Cette refonte vise à mieux refléter l’implication réelle des visiteurs, plutôt que de se baser sur des critères souvent trompeurs.
Paramétrage et personnalisation : GA4 plus flexible mais moins intuitif
Universal Analytics proposait une interface simple à configurer, notamment pour les objectifs de conversion. Quelques clics suffisaient pour mesurer une action comme l’envoi d’un formulaire.
GA4 exige une configuration plus technique. Les conversions doivent être définies à partir d’événements. Cela permet une meilleure précision, mais nécessite de maîtriser les outils comme Google Tag Manager ou les balises personnalisées.
Les rapports par défaut sont également réduits. Il faut souvent créer ses propres tableaux pour obtenir les données souhaitées.

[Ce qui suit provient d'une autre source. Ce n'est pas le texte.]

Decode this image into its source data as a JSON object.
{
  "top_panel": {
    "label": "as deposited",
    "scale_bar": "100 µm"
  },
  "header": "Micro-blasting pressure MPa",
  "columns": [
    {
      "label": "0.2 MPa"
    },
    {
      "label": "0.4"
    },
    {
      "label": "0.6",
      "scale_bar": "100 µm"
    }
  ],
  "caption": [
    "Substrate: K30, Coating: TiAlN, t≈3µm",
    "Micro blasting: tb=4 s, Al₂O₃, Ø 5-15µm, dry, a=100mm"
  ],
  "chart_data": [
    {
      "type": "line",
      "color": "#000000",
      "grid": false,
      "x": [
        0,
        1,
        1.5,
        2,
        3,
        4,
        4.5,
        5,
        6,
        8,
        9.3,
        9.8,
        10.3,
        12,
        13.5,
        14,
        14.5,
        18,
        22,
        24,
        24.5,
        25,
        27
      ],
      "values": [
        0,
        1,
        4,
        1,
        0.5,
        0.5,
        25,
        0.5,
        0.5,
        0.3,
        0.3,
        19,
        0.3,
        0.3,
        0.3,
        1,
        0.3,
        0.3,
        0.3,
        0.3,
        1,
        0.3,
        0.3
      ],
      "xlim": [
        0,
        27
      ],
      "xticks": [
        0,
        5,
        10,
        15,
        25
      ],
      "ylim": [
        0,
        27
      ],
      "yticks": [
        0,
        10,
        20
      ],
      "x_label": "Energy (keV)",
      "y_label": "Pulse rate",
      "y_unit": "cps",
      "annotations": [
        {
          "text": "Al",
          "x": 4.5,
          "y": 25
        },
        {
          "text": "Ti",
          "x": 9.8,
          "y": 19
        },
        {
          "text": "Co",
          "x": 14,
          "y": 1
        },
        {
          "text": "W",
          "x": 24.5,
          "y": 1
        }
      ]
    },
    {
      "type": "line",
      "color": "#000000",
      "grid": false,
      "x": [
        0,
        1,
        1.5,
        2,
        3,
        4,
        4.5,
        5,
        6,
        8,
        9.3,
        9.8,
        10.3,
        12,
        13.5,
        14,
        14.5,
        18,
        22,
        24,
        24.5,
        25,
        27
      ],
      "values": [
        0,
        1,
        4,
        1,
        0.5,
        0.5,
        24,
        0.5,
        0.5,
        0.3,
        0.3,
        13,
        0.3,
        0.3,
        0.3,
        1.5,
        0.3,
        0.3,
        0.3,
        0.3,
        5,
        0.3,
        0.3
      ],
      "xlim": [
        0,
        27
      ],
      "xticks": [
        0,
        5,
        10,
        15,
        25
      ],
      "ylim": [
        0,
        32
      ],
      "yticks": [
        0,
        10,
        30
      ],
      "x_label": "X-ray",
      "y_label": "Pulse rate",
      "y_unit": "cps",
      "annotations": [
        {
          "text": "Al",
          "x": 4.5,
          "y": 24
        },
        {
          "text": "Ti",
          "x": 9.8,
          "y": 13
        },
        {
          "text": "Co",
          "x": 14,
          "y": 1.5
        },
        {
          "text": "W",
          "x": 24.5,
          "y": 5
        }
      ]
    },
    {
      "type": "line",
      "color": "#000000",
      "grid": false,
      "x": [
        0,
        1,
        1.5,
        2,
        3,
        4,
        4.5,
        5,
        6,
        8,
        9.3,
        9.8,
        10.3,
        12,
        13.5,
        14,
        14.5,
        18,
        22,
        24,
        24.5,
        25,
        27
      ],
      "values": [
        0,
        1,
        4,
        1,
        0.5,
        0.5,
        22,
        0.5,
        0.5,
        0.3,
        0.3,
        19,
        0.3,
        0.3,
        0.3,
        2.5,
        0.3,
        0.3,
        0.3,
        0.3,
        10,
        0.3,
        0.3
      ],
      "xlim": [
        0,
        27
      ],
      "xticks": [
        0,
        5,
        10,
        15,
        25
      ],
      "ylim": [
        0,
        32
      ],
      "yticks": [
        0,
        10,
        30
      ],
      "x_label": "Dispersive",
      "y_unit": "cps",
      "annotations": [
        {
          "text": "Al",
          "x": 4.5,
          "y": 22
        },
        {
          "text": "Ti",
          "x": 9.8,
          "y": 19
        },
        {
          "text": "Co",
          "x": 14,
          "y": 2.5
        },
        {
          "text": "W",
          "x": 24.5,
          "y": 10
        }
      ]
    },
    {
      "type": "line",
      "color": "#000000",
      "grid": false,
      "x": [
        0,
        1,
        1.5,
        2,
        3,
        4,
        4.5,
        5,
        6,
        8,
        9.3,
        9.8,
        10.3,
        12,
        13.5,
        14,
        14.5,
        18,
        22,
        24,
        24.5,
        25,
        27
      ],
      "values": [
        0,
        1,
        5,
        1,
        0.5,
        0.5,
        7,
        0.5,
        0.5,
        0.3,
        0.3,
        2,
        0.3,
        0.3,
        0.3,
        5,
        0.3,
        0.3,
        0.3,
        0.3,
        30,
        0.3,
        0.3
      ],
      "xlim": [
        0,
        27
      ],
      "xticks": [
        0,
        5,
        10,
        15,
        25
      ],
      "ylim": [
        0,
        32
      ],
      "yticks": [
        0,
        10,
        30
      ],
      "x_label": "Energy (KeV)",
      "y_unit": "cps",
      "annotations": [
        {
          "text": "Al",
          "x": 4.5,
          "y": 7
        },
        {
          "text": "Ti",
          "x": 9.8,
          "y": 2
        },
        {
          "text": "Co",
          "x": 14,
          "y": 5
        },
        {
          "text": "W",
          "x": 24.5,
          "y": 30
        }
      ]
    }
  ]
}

Cela donne plus de liberté, mais demande aussi plus de temps d’apprentissage.
Vie privée et données personnelles : GA4 mieux aligné avec les attentes actuelles
Avec l’évolution des régulations comme le RGPD, les pratiques de collecte de données doivent s’adapter.
GA4 introduit une gestion plus fine du consentement, une meilleure anonymisation des adresses IP et un contrôle plus poussé sur la conservation des données.
De plus, le stockage des données utilisateurs est limité à 14 mois maximum par défaut, contre 26 mois dans UA. Ces changements répondent aux exigences réglementaires croissantes en matière de confidentialité.
Attribution des conversions : une méthode basée sur les données
Dans Universal Analytics, le modèle d’attribution par défaut était basé sur le dernier clic non direct, ce qui faussait souvent l’interprétation des performances.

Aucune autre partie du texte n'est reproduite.